Line 12 had Been Previously Monitored and TrackedBy Lorenzo Núñez | Wed, 05/19/2021 - 15:24
Mexico City’s Subway Line 12 controversy continues as media shows that the collapsed line had been monitored and tracked from Sep. 13 to Dec. 19, 2019. The company in charge of the inspection was Ingeniería, Servicios y Sistemas Aplicados (ISSA), the same company that received a US$250 thousand payment from SCT for those services. Florencia Serranía Soto, Director of the Mexico City subway, assures that during the 2019 review there were no worrying claims. Tragically, even with this monitoring, Line 12 ended up collapsing on May 3, leaving 26 dead.
ISSA has also worked in different infrastructure projects for the local government, such as Cablebús and other Line 12 improvements. In August 2019, ISSA received a US$630 thousand contract to update the electromechanics of Line 12. The company also received a US$2 million payment for the installation of the electric elevators and fire prevention system of Line 12, as reported by Inmobiliare. The company was also in charge of supervising the test phase of Cablebús as part of a US$3.1 million contract, a project that is going to be inaugurated in June 2021.
Long Line of Controversies and Steps Ahead
Line 12 was constructed when Marcelo Ebrard, the current Minister of Foreign Affairs, was the Head of the Government of Mexico City, then a Federal District.

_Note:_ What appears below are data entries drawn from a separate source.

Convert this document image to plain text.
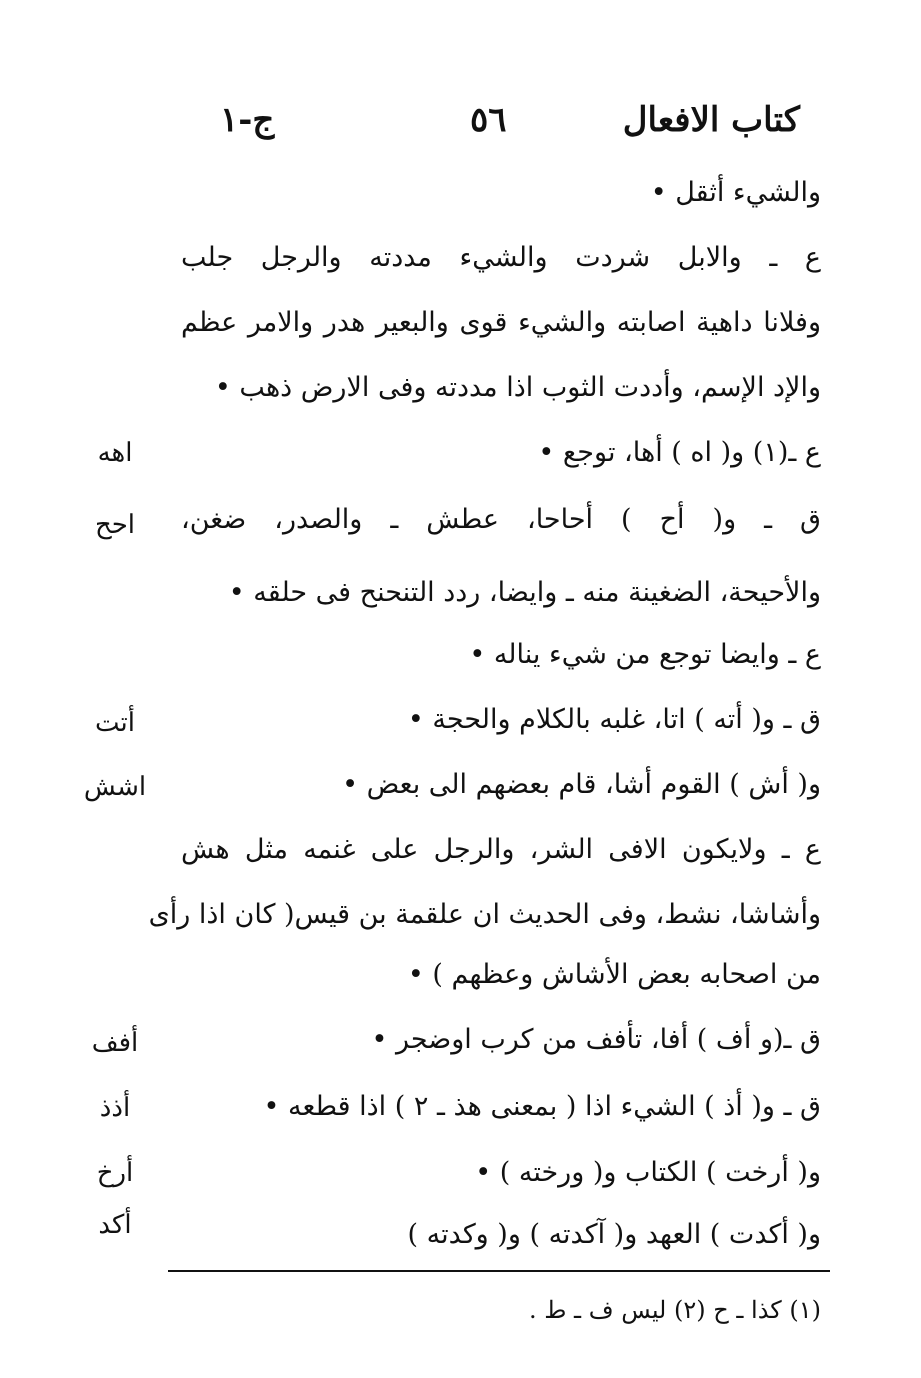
كتاب الافعال
٥٦
ج-١
والشيء أثقل •
ع ـ والابل شردت والشيء مددته والرجل جلب
وفلانا داهية اصابته والشيء قوى والبعير هدر والامر عظم
والإد الإسم، وأددت الثوب اذا مددته وفى الارض ذهب •
ع ـ(١) و( اه ) أها، توجع •
ق ـ و( أح ) أحاحا، عطش ـ والصدر، ضغن،
والأحيحة، الضغينة منه ـ وايضا، ردد التنحنح فى حلقه •
ع ـ وايضا توجع من شيء يناله •
ق ـ و( أته ) اتا، غلبه بالكلام والحجة •
و( أش ) القوم أشا، قام بعضهم الى بعض •
ع ـ ولايكون الافى الشر، والرجل على غنمه مثل هش
وأشاشا، نشط، وفى الحديث ان علقمة بن قيس( كان اذا رأى
من اصحابه بعض الأشاش وعظهم ) •
ق ـ(و أف ) أفا، تأفف من كرب اوضجر •
ق ـ و( أذ ) الشيء اذا ( بمعنى هذ ـ ٢ ) اذا قطعه •
و( أرخت ) الكتاب و( ورخته ) •
و( أكدت ) العهد و( آكدته ) و( وكدته )
اهه
احح
أتت
اشش
أفف
أذذ
أرخ
أكد
(١) كذا ـ ح (٢) ليس ف ـ ط .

Line 12 represented an investment of US$1.8 billion dollars and was inaugurated in October 2012, according to El Pais. Months after its inauguration, Miguel Ángel Mancera, who followed Ebrard as Head of the Government, stopped the line’s circulation arguing that there were irregularities in its construction that could put many lives in danger, as reported by MBN.
Additionally, Line 12 is Mexico City’s was built by the consortium Carso, Alstom, and Ingenieros Civiles Asociados (ICA). The consortium is also in charge of the construction of the Mayan Train and the Dos Bocas Refinery. According to Noreste, ICA had previously informed that Line 12 had problems with the rails due to their incompatibility with the trains. Construcciones y Auxiliar de Ferrocarriles (CAF Mexico) answered that the rails were designed under the supervision of Mexico City Metro and met all qualifications.
This tragedy has put the group of preferred companies in charge of the national infrastructure projects and the current administration on the spot. Foreign specialists participating in the assessment of the incident on Line 12 will visit the workshops holding elements removed from ground zero on May 19. These elements include the trains that fell, informed Miryam Urzúa, Secretary of Integral Risk Management and Civil Protection of the capital city, as reported by Milenio.